Understanding Domain Decomposition in jaxDecomp

jaxDecomp supports both slab and pencil domain decompositions through the pdims argument. This determines how your 3D array is partitioned across devices.

What is pdims?

The pdims parameter defines the decomposition of your domain:

  • pdims=(1, N) or (N, 1)Slab decomposition

  • pdims=(M, N) where both M, N > 1 → Pencil decomposition

Slab vs Pencil: Tradeoffs

Feature

Slab Decomposition

Pencil Decomposition

Faster per FFT call

✅ Often faster

❌ Slightly slower

Accuracy

⚠️ Can be slightly lower

✅ Slightly better

Slab Decomposition

Slab decomposition is typically faster per FFT and easier to configure. It works well for:

  • Prototyping

  • Small-to-medium simulations

  • GPU-limited environments

pdims = (1, 8)  # 8-GPU slab decomposition along the second axis

Pencil Decomposition

Pencil decomposition enables better load balancing and scalability.
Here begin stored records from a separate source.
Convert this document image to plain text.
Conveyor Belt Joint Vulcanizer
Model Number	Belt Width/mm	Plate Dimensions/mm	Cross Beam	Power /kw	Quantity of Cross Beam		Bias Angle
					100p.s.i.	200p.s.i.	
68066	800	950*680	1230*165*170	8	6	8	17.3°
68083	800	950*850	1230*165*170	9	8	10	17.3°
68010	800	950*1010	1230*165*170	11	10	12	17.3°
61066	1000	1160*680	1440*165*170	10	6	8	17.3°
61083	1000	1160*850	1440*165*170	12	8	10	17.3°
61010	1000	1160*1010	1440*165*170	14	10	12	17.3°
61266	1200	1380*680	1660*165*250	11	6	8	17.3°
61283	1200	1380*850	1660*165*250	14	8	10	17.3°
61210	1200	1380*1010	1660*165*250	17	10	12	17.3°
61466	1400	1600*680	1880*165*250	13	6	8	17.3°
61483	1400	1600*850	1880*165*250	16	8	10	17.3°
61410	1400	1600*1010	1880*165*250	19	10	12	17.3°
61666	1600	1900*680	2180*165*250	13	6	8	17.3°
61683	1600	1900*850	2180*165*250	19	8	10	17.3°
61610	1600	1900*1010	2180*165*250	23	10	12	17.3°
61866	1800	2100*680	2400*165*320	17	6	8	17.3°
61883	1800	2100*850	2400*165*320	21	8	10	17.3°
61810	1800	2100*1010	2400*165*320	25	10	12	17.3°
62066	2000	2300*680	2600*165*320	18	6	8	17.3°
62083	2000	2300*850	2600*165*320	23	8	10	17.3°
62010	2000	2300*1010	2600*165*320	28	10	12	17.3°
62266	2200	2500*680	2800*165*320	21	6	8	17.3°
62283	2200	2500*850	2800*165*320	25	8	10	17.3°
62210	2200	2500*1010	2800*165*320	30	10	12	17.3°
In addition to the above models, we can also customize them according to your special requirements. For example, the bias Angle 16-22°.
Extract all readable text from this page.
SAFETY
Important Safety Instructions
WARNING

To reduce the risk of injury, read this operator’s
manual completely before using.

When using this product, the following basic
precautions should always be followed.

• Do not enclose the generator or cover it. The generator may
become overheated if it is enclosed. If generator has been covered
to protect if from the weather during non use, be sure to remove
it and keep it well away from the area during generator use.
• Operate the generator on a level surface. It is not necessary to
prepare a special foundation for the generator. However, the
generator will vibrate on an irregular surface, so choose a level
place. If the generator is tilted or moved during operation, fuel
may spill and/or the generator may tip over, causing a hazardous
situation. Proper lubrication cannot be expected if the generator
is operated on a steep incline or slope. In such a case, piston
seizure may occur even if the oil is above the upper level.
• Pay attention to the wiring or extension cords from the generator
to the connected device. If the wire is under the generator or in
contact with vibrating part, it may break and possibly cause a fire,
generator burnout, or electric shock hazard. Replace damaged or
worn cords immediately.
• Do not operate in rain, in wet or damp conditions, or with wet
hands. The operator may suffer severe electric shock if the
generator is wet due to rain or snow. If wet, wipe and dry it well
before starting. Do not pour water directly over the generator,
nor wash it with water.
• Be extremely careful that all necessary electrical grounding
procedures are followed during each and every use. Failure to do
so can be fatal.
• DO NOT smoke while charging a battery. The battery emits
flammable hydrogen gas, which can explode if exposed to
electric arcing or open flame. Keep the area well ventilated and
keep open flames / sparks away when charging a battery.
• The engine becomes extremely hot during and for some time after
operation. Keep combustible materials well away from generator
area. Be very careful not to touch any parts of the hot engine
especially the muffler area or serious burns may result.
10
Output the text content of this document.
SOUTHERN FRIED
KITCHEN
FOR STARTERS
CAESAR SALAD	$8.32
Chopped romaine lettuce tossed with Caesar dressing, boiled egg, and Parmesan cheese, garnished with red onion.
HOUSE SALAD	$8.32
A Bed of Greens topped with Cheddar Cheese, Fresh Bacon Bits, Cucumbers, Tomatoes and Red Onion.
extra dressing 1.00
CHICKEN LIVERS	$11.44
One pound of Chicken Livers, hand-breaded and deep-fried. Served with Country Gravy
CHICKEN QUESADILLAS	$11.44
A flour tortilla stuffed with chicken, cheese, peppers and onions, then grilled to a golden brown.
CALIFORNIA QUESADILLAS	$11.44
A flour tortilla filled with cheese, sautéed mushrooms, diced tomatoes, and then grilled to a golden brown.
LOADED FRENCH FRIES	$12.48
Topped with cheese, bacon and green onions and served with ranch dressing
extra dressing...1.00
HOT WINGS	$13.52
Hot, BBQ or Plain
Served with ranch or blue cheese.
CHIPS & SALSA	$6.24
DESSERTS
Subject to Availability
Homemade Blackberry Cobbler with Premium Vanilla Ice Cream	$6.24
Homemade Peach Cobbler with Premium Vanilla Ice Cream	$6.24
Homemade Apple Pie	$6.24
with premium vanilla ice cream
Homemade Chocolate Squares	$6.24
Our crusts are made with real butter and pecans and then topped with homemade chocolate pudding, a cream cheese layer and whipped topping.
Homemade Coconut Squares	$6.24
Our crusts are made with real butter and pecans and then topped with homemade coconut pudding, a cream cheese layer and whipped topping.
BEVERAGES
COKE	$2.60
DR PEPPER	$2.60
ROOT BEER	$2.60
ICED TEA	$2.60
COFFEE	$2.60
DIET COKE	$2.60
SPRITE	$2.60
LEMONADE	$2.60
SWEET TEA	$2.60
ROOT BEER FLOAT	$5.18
It is ideal for:

  • Large-scale simulations (e.g., 2048³ grids)

  • Production workloads

  • Higher accuracy in tightly coupled FFT pipelines

pdims = (2, 4)  # 8-GPU pencil decomposition

Dynamically Generating pdims

You can programmatically compute pdims based on the number of devices available:

import jax

device_count = jax.device_count()  # Total number of GPUs
assert device_count % 2 == 0, "Need an even number of devices for 2D mesh"

# Example: 2 rows, N/2 columns
pdims = (2, device_count // 2)

You can experiment with other factorizations depending on your topology. The goal is to create a pdims = (Px, Py) such that Px * Py == jax.device_count().

Recommendation

There is no universal “best” choice — we recommend trying both. For most scientific simulations, the accuracy difference is small, but pencil decompositions are often more scalable in the long run.

Creating the JAX Mesh and Sharding

Once pdims is defined, use it to create a JAX mesh and sharding spec:

from jax.sharding import NamedSharding, PartitionSpec as P

mesh = jax.make_mesh(pdims, axis_names=('x', 'y'))

sharding = NamedSharding(mesh, P('x', 'y'))

This sharding object can then be used with distributed arrays, FFTs, halo exchanges, and more.

TL;DR

  • Use pdims = (1, N) for simpler and faster setups.

  • Use pdims = (M, N) (M, N > 1) for large simulations that need scalability.

  • Pencil decompositions require more transposes but enable more parallelism.

  • Choose pdims based on your hardware and workload—there’s no one-size-fits-all.